La treizième côte de l’odalisque... *
Lorsque,
dans la énième copie (au moins la trentième !), je tombe sur ce même
exemple de l’odalisque à laquelle Ingres a ajouté une treizième côte, pour
illustrer (!) le propos selon lequel l’art n’est pas l’imitation de la nature,
je me sens des poussées d’adrénaline tout à fait préjudiciables à la sérénité
qu’exige la correction de mes 187 copies de baccalauréat ! Seule
variation, qui permet à ma colère de se traduire utilement en fou-rire, cette
treizième côte est destinée à donner une langueur, soit romantique, soit érotique,
à l’odalisque en question... Sans doute, quelque “ bruit ” a perturbé
à ce moment l’audition respectueuse du cours, ou bien l’articulation du
professeur a connu quelque défaillance !
La correction des copies de philosophie au baccalauréat a tout
récemment défrayé la chronique suite à un “ 1 ” donné à une candidate qui avait obtenu par ailleurs un
deuxième prix au concours général... Mais le scandale dure depuis bien plus
longtemps ! Et depuis 22 ans que je participe régulièrement aux commisions
dites “ d’harmonisation ”, je constate tous les ans que les écarts de
notes mises sur une même copie peuvent aller jusqu’à dix points... Certes dans
la majorité des cas un accord s’établit, mais chacun de la quinzaine ou
trentaine de correcteurs a deux cents copies en moyenne, et, sur les trois
heures environ que durent chacune des deux réunions, il n’est évidemment pas
possible de consulter les collègues sur tous les cas embarrassants. De plus,
jusqu’à cette dernière session, les frais de déplacement n’étant pas
remboursés, la participation à ces réunions restait facultative ! En
réalité il est plutôt étonnant que des réclamations n’apparaissent pas au grand
jour plus souvent parce que cet arbitraire “ souverain ” de la
notation en philosophie n’a vraiment rien d’exceptionnel. Mais sans doute les
candidats (et leurs parents) y sont en quelque sorte résignés à l’avance, ils
savent que leurs protestations n’ont quasiment aucune chance d’aboutir et tout
le monde n’a pas l’entregent nécessaire pour ameuter les médias !

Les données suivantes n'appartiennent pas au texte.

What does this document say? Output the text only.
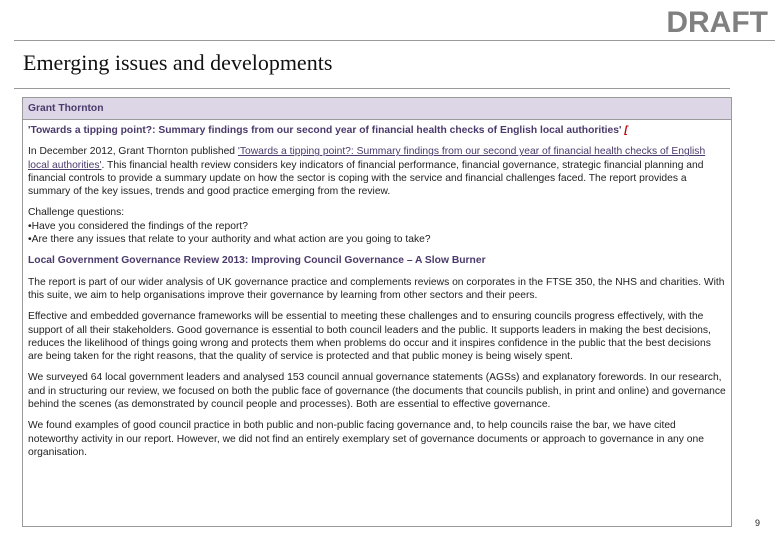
DRAFT
Emerging issues and developments
Grant Thornton
'Towards a tipping point?: Summary findings from our second year of financial health checks of English local authorities' [

In December 2012, Grant Thornton published 'Towards a tipping point?: Summary findings from our second year of financial health checks of English local authorities'. This financial health review considers key indicators of financial performance, financial governance, strategic financial planning and financial controls to provide a summary update on how the sector is coping with the service and financial challenges faced. The report provides a summary of the key issues, trends and good practice emerging from the review.

Challenge questions:
•Have you considered the findings of the report?
•Are there any issues that relate to your authority and what action are you going to take?

Local Government Governance Review 2013: Improving Council Governance – A Slow Burner

The report is part of our wider analysis of UK governance practice and complements reviews on corporates in the FTSE 350, the NHS and charities. With this suite, we aim to help organisations improve their governance by learning from other sectors and their peers.

Effective and embedded governance frameworks will be essential to meeting these challenges and to ensuring councils progress effectively, with the support of all their stakeholders. Good governance is essential to both council leaders and the public. It supports leaders in making the best decisions, reduces the likelihood of things going wrong and protects them when problems do occur and it inspires confidence in the public that the best decisions are being taken for the right reasons, that the quality of service is protected and that public money is being wisely spent.

We surveyed 64 local government leaders and analysed 153 council annual governance statements (AGSs) and explanatory forewords. In our research, and in structuring our review, we focused on both the public face of governance (the documents that councils publish, in print and online) and governance behind the scenes (as demonstrated by council people and processes). Both are essential to effective governance.

We found examples of good council practice in both public and non-public facing governance and, to help councils raise the bar, we have cited noteworthy activity in our report. However, we did not find an entirely exemplary set of governance documents or approach to governance in any one organisation.

9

La difficulté de l’enseignement de la philosophie réside en ceci que
l’on ne demande pas seulement aux élèves de lire des textes de philosophes et
de les comprendre, d’entrer dans l’analyse des notions composant le programme,
de suivre le cours du professeur et le comprendre, mais également de produire
eux-mêmes, par l’exercice de la dissertation, une réflexion philosophique. Un
peu comme si, suite à l’enseignement musical, on ne se contentait pas d’exiger
quelques notions de solfège, de pratique instrumentale ou vocale et d’histoire
de la musique, mais aussi la composition
d’un morceau de musique original (et audible si possible...), et cela à
l’examen !
Or, qu’on ne s’y trompe pas : ce n’est pas ici cette haute
exigence qui est démesurée. D’une certaine manière, on demande effectivement
aux élèves d’être philosophes !
Et, du même coup, aux professeurs ! Lesquels sont supposés en effet
“ composer ” librement leur cours dans le cadre des notions du
programme. Ce qui est démesuré, c’est de prétendre atteindre ce résultat en une
seule année de philosophie, même dans les séries où elle prédomine. La
démonstration que l’introduction du philosopher
dès les classes du collège est possible a déjà été faite par de multiples
expériences depuis longtemps. Il serait possible aussi que ce soit l’ensemble
des disciplines qui soient enseignées philosophiquement.
Ce qui supposerait alors que l’ensemble des professeurs se forment à la
philosophie de leur propre discipline.
Alors peut-être les “ dissertations du bac ”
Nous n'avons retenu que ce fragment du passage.